アストはどうにか樹下街に辿りついて、クリスケッタたちと合流した。
「へー! ここがクリスケッタのおうちー?」
リルハムが無邪気に言う。
「王族が暮らす城を〝おうち〟と表現するのは、いささか違和感があるな」
そう答えるアストはまさしく、樹下街の最奥地――
エルフの王族が暮らす〝樹上宮〟に来ていた。
目的はひとつ。
――失踪中の第二王女・エリエッタの捜索を、国王に認めてもらうこと。
「あ、お姉ちゃん」
その王座の間の手前で、先頭を行くクリスケッタに声がかかった。
「ルウルキフ。無事に戻ったぞ」
「うん。無事かどうかは、今会ったから分かるよぅ」
【ルウルキフ】と呼ばれたその少女は、クリスケッタたちを見つけるにつけ。
手にしていた書物をぱたりと閉じ、とてとてと拙い足取りで近寄ってきた。
「お姉ちゃんってことはー……前に話してくれた〝3番目のお姫様〟だねー」とリルハム。
「……どちらさまぁ?」
ルウルキフが、警戒するように聞いてきた。
初雪のような白い肌に、空気の中に溶けてしまいそうな薄色の髪。
どこか空虚さが漂う、ぼうっとした瞳。
体形はアストよりも小柄で、長い耳には多くの耳飾りが下がっている。
姉であるクリスケッタとはタイプの異なる、無機質で幻想的な人形のような少女であった。
「アストだ」「リルはリルハムー!」
クリスケッタが補足するように続ける。
「樹渓谷の調査中に、我が隊の不始末を救ってくれた、妾の――いや、森人族の恩人だ」
こてん、とルウルキフは首を傾げた。
どうやらあまりピンと来てはいないようだ。
「よろ、しくぅ」
彼女は人見知りでもしているのであろうか。
クリスケッタの身体の影に隠れながら、空虚な瞳をアストたちに向けている。
「それで……国王の調子はどうだ?」
ふるふる、とルウルキフは首を振ってみせた。
「いつもとおんなじだよぅ。夜も眠れないみたいで、ずっとぶつぶつ言ってる」
「……そうか」
クリスケッタは一瞬視線を斜めに逸らしたあと、あらためてルウルキフに向き直る。
「重要な話をしたい。なるべく人払いをした上で、取り次いでくれるか」
ルウルキフはそういう役割なのだろうか。
こくりと無機質に頷いて、口元を微かに持ち上げた。
「うん。もちろんだよぅ」
続いてルウルキフは目で合図を送ると、周囲から宮殿に勤める他のエルフたちが姿を現した。

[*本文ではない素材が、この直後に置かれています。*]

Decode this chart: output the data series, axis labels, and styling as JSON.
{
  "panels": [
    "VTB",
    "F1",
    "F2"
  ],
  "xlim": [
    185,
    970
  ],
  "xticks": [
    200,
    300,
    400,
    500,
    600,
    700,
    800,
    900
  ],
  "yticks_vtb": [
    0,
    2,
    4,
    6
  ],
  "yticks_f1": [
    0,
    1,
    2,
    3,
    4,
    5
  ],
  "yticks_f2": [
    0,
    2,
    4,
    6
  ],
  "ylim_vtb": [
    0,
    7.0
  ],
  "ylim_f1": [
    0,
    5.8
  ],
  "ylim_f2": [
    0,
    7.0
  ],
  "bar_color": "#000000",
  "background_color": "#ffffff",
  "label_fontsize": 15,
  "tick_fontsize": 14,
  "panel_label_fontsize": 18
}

そのうちの何人かが、狼少女・リルハムのもとにやってきて言う。
『ささ、……貴女様はこちらへ』
「えー!? ご主人ちゃんと別れちゃうのー!?」
『人払いを頼まれました故。きっと信頼のおける従者の方だとは思いますが、この先はひとまず……』
「うー……確かにリルは、信頼がおけまくっちゃう従者だけど……」
『お食事もご用意しております』
「ご主人ちゃんー! 任せたよー!」
あとでお話聞かせてねー、と彼女はスキップを踏みながら去っていった。
その様子を見て、アストは溜息交じりに呟く。